Le groupe au losange avait annoncé jeudi une réunion vendredi matin de son conseil d’administration “afin de se prononcer sur la gouvernance du groupe”.

L’AFP a appris vendredi vers 08H15, auprès d’une source proche de l’entreprise, que la réunion avait bien démarré peu auparavant au siège du groupe, à Boulogne-Billancourt au sud-ouest de Paris.

Le départ du directeur général est à l’ordre du jour: “L’enjeu, c’est de discuter de l’avenir de Thierry Bolloré”, a précisé jeudi à l’AFP une source proche du constructeur.

Une autre source au fait du dossier a été plus explicite: “Soit il démissionne, soit il est révoqué”. La date du départ doit être discutée, mais la recherche d’un remplaçant n’a pas encore été lancée, a indiqué cette source.

L’actuelle directrice financière de Renault, Clotilde Delbos, est favorite pour assurer l’intérim, a précisé vendredi matin à l’AFP une autre source proche de Renault.

Ce serait pour le constructeur une façon de tourner définitivement la page de l’ère Carlos Ghosn, son ancien PDG déchu, qui attend son procès au Japon où il a été mis en examen et assigné à résidence pour de multiples malversations présumées.
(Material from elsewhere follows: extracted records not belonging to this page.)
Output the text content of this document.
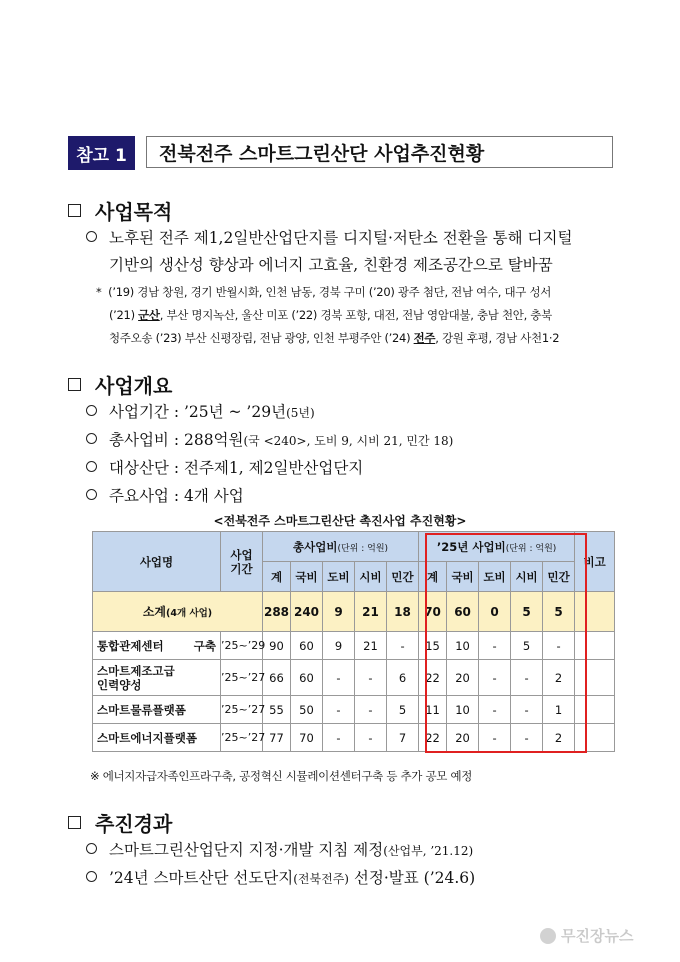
참고 1	전북전주 스마트그린산단 사업추진현황
사업목적
노후된 전주 제1,2일반산업단지를 디지털·저탄소 전환을 통해 디지털
기반의 생산성 향상과 에너지 고효율, 친환경 제조공간으로 탈바꿈
* (’19) 경남 창원, 경기 반월시화, 인천 남동, 경북 구미 (’20) 광주 첨단, 전남 여수, 대구 성서
(’21) 군산, 부산 명지녹산, 울산 미포 (’22) 경북 포항, 대전, 전남 영암대불, 충남 천안, 충북
청주오송 (’23) 부산 신평장림, 전남 광양, 인천 부평주안 (’24) 전주, 강원 후평, 경남 사천1·2
사업개요
사업기간 : ’25년 ~ ’29년(5년)
총사업비 : 288억원(국 <240>, 도비 9, 시비 21, 민간 18)
대상산단 : 전주제1, 제2일반산업단지
주요사업 : 4개 사업
<전북전주 스마트그린산단 촉진사업 추진현황>
사업명	사업
기간	총사업비(단위 : 억원)					’25년 사업비(단위 : 억원)					비고
		계	국비	도비	시비	민간	계	국비	도비	시비	민간	
소계(4개 사업)		288	240	9	21	18	70	60	0	5	5	
통합관제센터 구축	’25~’29	90	60	9	21	-	15	10	-	5	-	

스마트제조고급
인력양성	’25~’27	66	60	-	-	6	22	20	-	-	2	
스마트물류플랫폼	’25~’27	55	50	-	-	5	11	10	-	-	1	
스마트에너지플랫폼	’25~’27	77	70	-	-	7	22	20	-	-	2	
※ 에너지자급자족인프라구축, 공정혁신 시뮬레이션센터구축 등 추가 공모 예정
추진경과
스마트그린산업단지 지정·개발 지침 제정(산업부, ’21.12)
’24년 스마트산단 선도단지(전북전주) 선정·발표 (’24.6)
무진장뉴스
M. Ghosn avait fait de Thierry Bolloré son successeur présomptif.

Dans un entretien publié par Les Échos dans son édition de vendredi, M. Bolloré a dénoncé “un coup de force inquiétant”. “La seule chose que l’on me reproche peut-être, c’est d’avoir été nommé directeur-général adjoint début 2018, sur proposition de Carlos Ghosn”, a-t-il estimé.

De son côté, l’Etat français, premier actionnaire de Renault avec 15% du capital, ne s’immiscera pas dans les choix de gouvernance du groupe, a affirmé mercredi le ministre de l’Economie et des Finances, Bruno Le Maire, disant “faire confiance” au président du groupe, Jean-Dominique Senard.

– “Aller au bout du renouvellement” –

“Ce qui compte aujourd’hui, c’est la stabilité de l’alliance (avec Nissan, NDLR), sa capacité à conquérir de nouveaux marchés” et à assurer la transition vers les véhicules électriques, a renchéri vendredi sur Public Sénat Jean-Baptiste Djebbari, secrétaire d’Etat aux Transports.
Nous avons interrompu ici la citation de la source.